Strathearn Community Campus also acts as a community centre for the local public, and includes the public library, which moved from its old premises in the centre of town to the site. A gym and swimming pool are also open to the public. Also present is what was the Strathearn Recreation Centre, now integrated into the campus, with the fitness gym moved to a larger room in the campus, with new equipment. The campus's outdoor grass, clay and astroturf pitches are all available for public use out of school time; as are the two large PE halls, a moderately sized swimming pool, four squash courts, a large dance theatre and a cinema style assembly hall capable of Blu-ray projection and theatre style drama productions.

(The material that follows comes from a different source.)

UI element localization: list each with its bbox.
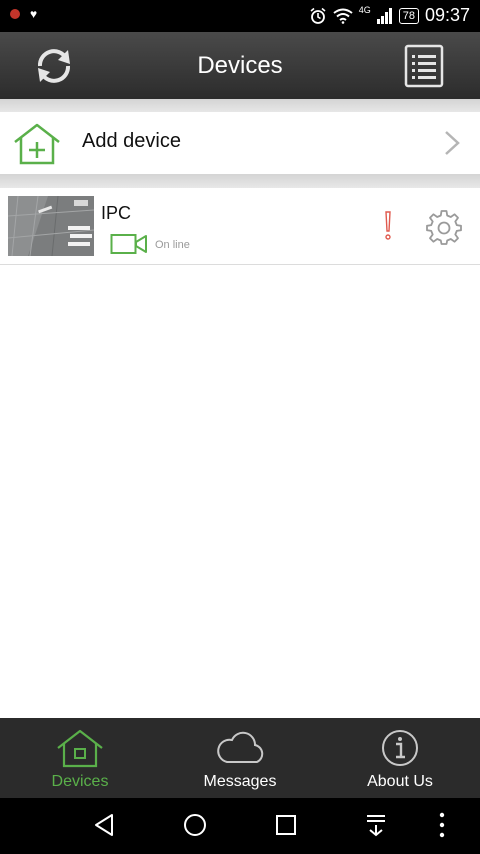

The campus is situated on the south-eastern edge of Crieff with outlooks across the town to the mountains of the north and west and across the rich farmland of lower Strathearn to the south and east.

==High school==
Crieff High School, one of the eleven secondary schools administered by Perth & Kinross Council, is a six-year comprehensive school offering a full range of courses leading to national certification from the Scottish Qualification Authority.

Pupils transfer each year from the associated primary schools of Crieff, Muthill, Braco, Madderty, Greenloaning and Comrie. It also welcomes a consistent intake of pupils from St Dominic's RC Primary School. All Primary 7 pupils from the associated primaries visit the campus for two induction days in June and they also receive visits to their own school from Senior Management and Guidance staff of Strathearn Community Campus.